March 4, 2019 / 8:46 AM / 20 days ago

Japans Unternehmen locken Anleger mit Aktienrückkäufen

FILE PHOTO - A Japanese national flag flutters near a gas flare from a factory at Keihin industrial zone in Kawasaki, south of Tokyo August 31, 2010. REUTERS/Toru Hanai/File Photo

- von Ayai Tomisawa und Alun John

Tokio/Hongkong, 03. Mär (Reuters) - Japanische Firmen haben ein ungewöhnliches Problem: “Sie haben einfach zu viel Bargeld in ihrer Bilanz”, sagt Kin Chan, Chef-Anleger des Vermögensverwalters Argyle Street.

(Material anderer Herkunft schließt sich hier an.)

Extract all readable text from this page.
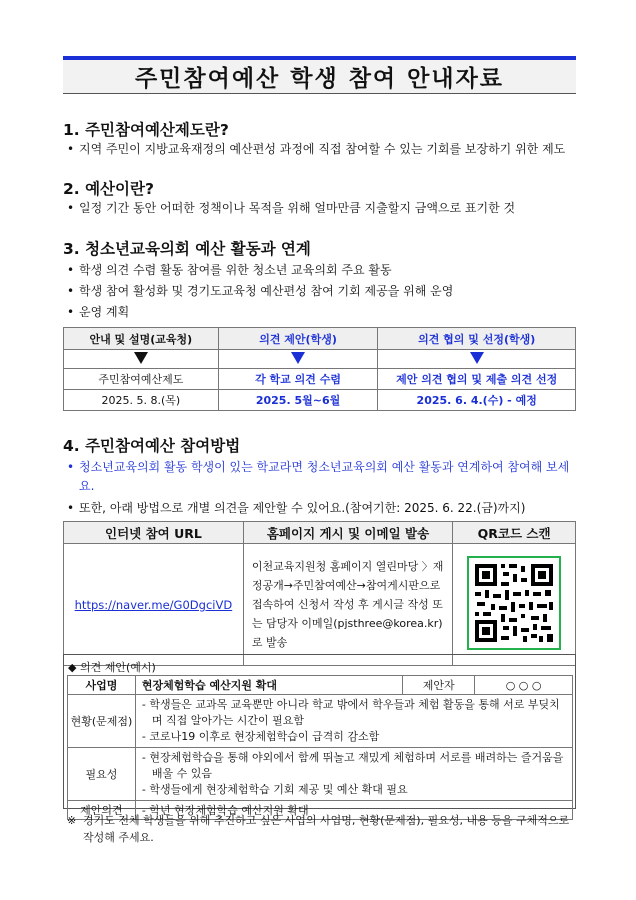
주민참여예산 학생 참여 안내자료
1. 주민참여예산제도란?
• 지역 주민이 지방교육재정의 예산편성 과정에 직접 참여할 수 있는 기회를 보장하기 위한 제도
2. 예산이란?
• 일정 기간 동안 어떠한 정책이나 목적을 위해 얼마만큼 지출할지 금액으로 표기한 것
3. 청소년교육의회 예산 활동과 연계
• 학생 의견 수렴 활동 참여를 위한 청소년 교육의회 주요 활동
• 학생 참여 활성화 및 경기도교육청 예산편성 참여 기회 제공을 위해 운영
• 운영 계획
안내 및 설명(교육청)	의견 제안(학생)	의견 협의 및 선정(학생)

주민참여예산제도	각 학교 의견 수렴	제안 의견 협의 및 제출 의견 선정
2025. 5. 8.(목)	2025. 5월~6월	2025. 6. 4.(수) - 예정
4. 주민참여예산 참여방법
• 청소년교육의회 활동 학생이 있는 학교라면 청소년교육의회 예산 활동과 연계하여 참여해 보세요.
• 또한, 아래 방법으로 개별 의견을 제안할 수 있어요.(참여기한: 2025. 6. 22.(금)까지)
인터넷 참여 URL	홈페이지 게시 및 이메일 발송	QR코드 스캔
https://naver.me/G0DgciVD	이천교육지원청 홈페이지 열린마당 〉재정공개→주민참여예산→참여게시판으로 접속하여 신청서 작성 후 게시글 작성 또는 담당자 이메일(pjsthree@korea.kr)로 발송	
◆ 의견 제안(예시)
사업명	현장체험학습 예산지원 확대	제안자	○ ○ ○
현황(문제점)	- 학생들은 교과목 교육뿐만 아니라 학교 밖에서 학우들과 체험 활동을 통해 서로 부딪치며 직접 알아가는 시간이 필요함
- 코로나19 이후로 현장체험학습이 급격히 감소함		

필요성	- 현장체험학습을 통해 야외에서 함께 뛰놀고 재밌게 체험하며 서로를 배려하는 즐거움을 배울 수 있음
- 학생들에게 현장체험학습 기회 제공 및 예산 확대 필요		

제안의견	- 학년 현장체험학습 예산지원 확대		
※ 경기도 전체 학생들을 위해 추진하고 싶은 사업의 사업명, 현황(문제점), 필요성, 내용 등을 구체적으로 작성해 주세요.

Für Investoren eröffnet sich dadurch die Chance eines lang anhaltenden Geldregens.

Erste Unternehmen hübschen sich bereits mit Ausschüttungen für Anleger auf. Seit Beginn des aktuellen Geschäftsjahres am 1. April 2018 kündigten Firmen wie der Technologieinvestor SoftBank und der Elektronikriese Sony Aktienrückkäufe im Gesamt-Volumen von umgerechnet 52 Milliarden Euro an. Dem Branchendienst I-N Information zufolge ist dies der höchste Wert seit 2003, als die aktuellen Bestimmungen für Aktienrückkäufe in Kraft gesetzt wurden. “Um ausländische Investoren anzulocken, sollten Unternehmen diesem Pfad weiter folgen”, sagt Seth Fischer, Gründer des aktivistischen Investors Oasis. Er drängt japanische Firmen seit längerem zu verstärkten Aktienrückkäufen.

Die Regierung in Tokio versucht mit neuen Gesetzen, dies zu forcieren. Daher rechnen die Analysten der US-Bank Goldman Sachs für das Geschäftsjahr 2019/2020 mit einem Volumen von 62 Milliarden Euro an Aktienrückkäufen. Dies werde die Aktienkurse in die Höhe treiben, prognostiziert Nicholas Smith, Anlagestratege für Japan beim Brokerhaus CLSA. “Ich sage Anlegern, dass die Geschenke immer noch unter dem Weihnachtsbaum liegen.”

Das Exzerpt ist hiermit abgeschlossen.